Échelle : 1 (jamais) à 5 (presque toujours)
Ce que ça mesure : Le temps bouffé par les réunions et les interruptions. C'est particulièrement pertinent pour les rôles d'ingénierie, de design et de rédaction où le temps de concentration est la ressource centrale. Si ce temps est constamment fragmenté, la qualité du travail baisse et la frustration monte.
Ce qu'un score bas signale : Trop de réunions, trop d'interruptions Slack, ou des journées mal structurées qui empêchent d'entrer en flow. Les gens ne remontent souvent pas ça directement parce que « j'ai besoin de moins de réunions » sonne comme une plainte.
Quoi faire : Fais un audit des réunions. Additionne combien d'heures par semaine chaque personne passe en réunion. Au-delà de 25-30 %, ça vaut le coup de creuser. Envisage d'instaurer des matinées sans réunion, des plannings « maker » pour les rôles techniques, ou des normes de communication asynchrone qui réduisent le besoin d'être toujours disponible.
Comment faire tourner ces questions sans créer de fatigue
Maintenant que tu as 15 questions, voilà comment les utiliser sans transformer chaque lundi en marathon d'enquêtes.
Semaine 1 : Deux questions sur la satisfaction. Semaine 2 : Deux questions sur le développement. Semaine 3 : Les questions sur le leadership. Et ainsi de suite. Au bout de huit semaines, tu as tout couvert deux fois et tu as assez de données de tendance pour être vraiment utile.
Quelques règles pour que ça tienne dans le temps :
N'envoie jamais plus de trois questions à la fois. Une à deux, c'est encore mieux. Les taux de réponse restent élevés, les réponses restent sincères, et les gens ne commencent pas à redouter le lundi.
Garde un jour et une heure d'envoi constants. Les gens sont des créatures d'habitude. Le lundi à 9h marche bien pour la plupart des équipes — ils sont frais, ils s'organisent pour la semaine, et les données sont prêtes pour que tu agisses mercredi.
Fais varier la formulation de temps en temps. La même question exacte chaque mois peut commencer à ressembler à un test dont on connaît la bonne réponse. De petites variations (« Comment va ta charge de travail cette semaine ? » vs. « Est-ce que ton rythme actuel est soutenable ? ») gardent les réponses authentiques.
Ne fais pas d'enquête pendant les rushs. Si ton équipe vient de livrer une release majeure ou de survivre à un sprint difficile, laisse-les souffler une semaine avant d'envoyer. Les scores seront biaisés, et tu auras de meilleures données quand les gens ne seront pas sur les rotules.

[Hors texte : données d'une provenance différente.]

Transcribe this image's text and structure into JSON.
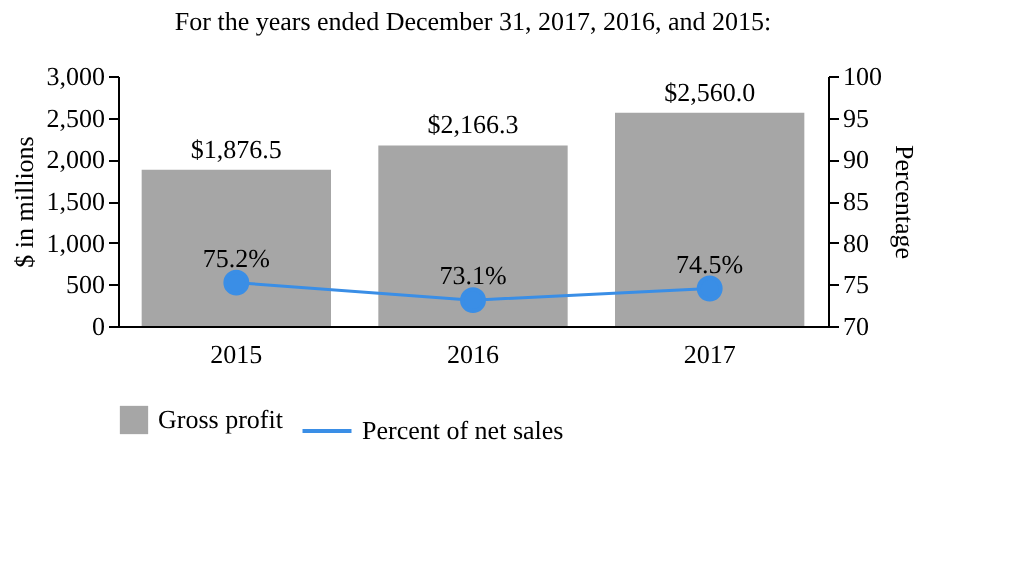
{
  "chart_data": {
    "type": "bar",
    "title": "For the years ended December 31, 2017, 2016, and 2015:",
    "categories": [
      "2015",
      "2016",
      "2017"
    ],
    "ylabel": "$ in millions",
    "y2label": "Percentage",
    "ylim": [
      0,
      3000
    ],
    "yticks": [
      0,
      500,
      {
        "value": 1000,
        "label": "1,000"
      },
      {
        "value": 1500,
        "label": "1,500"
      },
      {
        "value": 2000,
        "label": "2,000"
      },
      {
        "value": 2500,
        "label": "2,500"
      },
      {
        "value": 3000,
        "label": "3,000"
      }
    ],
    "y2lim": [
      70,
      100
    ],
    "y2ticks": [
      70,
      75,
      80,
      85,
      90,
      95,
      100
    ],
    "series": [
      {
        "name": "Gross profit",
        "color": "#a6a6a6",
        "values": [
          1876.5,
          2166.3,
          2560.0
        ],
        "value_labels": [
          "$1,876.5",
          "$2,166.3",
          "$2,560.0"
        ]
      },
      {
        "name": "Percent of net sales",
        "type": "line",
        "axis": "y2",
        "color": "#3a8ee6",
        "marker": "circle",
        "values": [
          75.2,
          73.1,
          74.5
        ],
        "value_labels": [
          "75.2%",
          "73.1%",
          "74.5%"
        ]
      }
    ],
    "legend": "bottom",
    "grid": false
  }
}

Un dernier truc avant de te lancer
T'as pas besoin d'écrire toutes ces questions de zéro ni de t'inquiéter de la formulation exacte. Happy Mood Score est livré avec une bibliothèque de questions validées par la recherche, organisées par dimension, pour que tu puisses choisir et faire tourner sans te prendre la tête. Mais le cadre ci-dessus fonctionne quel que soit l'outil que tu utilises.
Les questions comptent moins que l'engagement à agir sur les réponses. Une enquête de 3 questions qui mène à un changement visible vaut dix fois une enquête de 15 questions qui finit dans un dashboard que personne n'ouvre.
Commence par une dimension. Envoie deux questions lundi. Regarde ce qui revient.